In their new study, the scientists collected big environmental data from the streams draining the world’s main mountain ranges, specifically focusing on their hydrologic and geomorphologic properties as well as on the soil organic carbon content within the catchments. Then they used these big data to develop a model to estimate the natural CO2 emissions from more than 1.8 million mountain streams worldwide.
Finding out where the CO2 comes from
“We have known for a number of years that freshwater ecosystems emit roughly the same amount of CO2 that oceans absorb, but we had never before done rigorous studies on the role of the countless mountain streams for the global CO2 fluxes. Until now they were aqua incognita,” says Tom Battin, the head of SBER and the paper’s corresponding author. “But our latest findings now open up exciting new research avenues, such as to better understand where all that CO2 comes from and how we can more accurately account for the world’s alpine regions in our assessments of the global carbon cycle.”

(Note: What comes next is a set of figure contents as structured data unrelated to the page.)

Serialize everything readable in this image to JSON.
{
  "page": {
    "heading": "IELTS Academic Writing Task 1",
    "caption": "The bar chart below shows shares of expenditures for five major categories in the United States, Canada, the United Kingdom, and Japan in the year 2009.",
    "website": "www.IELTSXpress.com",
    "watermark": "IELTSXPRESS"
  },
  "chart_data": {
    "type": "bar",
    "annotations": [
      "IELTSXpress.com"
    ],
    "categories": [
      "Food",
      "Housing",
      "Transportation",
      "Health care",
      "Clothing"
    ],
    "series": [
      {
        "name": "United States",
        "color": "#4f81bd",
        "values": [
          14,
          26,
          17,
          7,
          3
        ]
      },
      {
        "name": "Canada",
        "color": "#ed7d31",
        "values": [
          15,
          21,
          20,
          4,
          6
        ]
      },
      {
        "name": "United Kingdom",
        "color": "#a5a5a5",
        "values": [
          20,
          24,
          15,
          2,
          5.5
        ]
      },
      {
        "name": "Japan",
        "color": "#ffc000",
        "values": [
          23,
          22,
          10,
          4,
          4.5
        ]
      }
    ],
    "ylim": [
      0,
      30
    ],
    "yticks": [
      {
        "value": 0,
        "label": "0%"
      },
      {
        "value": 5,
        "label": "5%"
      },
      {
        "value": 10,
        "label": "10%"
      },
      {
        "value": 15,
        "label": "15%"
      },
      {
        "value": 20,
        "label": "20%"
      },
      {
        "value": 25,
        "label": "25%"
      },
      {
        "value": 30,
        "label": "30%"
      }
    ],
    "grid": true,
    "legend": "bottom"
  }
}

The scientists’ findings seem to indicate that the CO2 comes from geological sources, given that carbonate rock dominates geology in numerous regions around the world. These rocks were formed from “skeletal” components of marine microorganisms that lived millions of years ago when Earth was largely covered by oceans.
A step forward
Although these findings mark an important step forward, numerous uncertainties remain. According to Battin, additional measurements in mountain streams around the world are required to better constrain uncertainties. Furthermore, long-term monitoring of carbon fluxes in mountain streams is critical to understand how climate change affects their biogeochemistry. “We are just starting to discover the role of mountain streams for the global carbon cycle,” says Battin. “These are exciting times for environmental sciences”.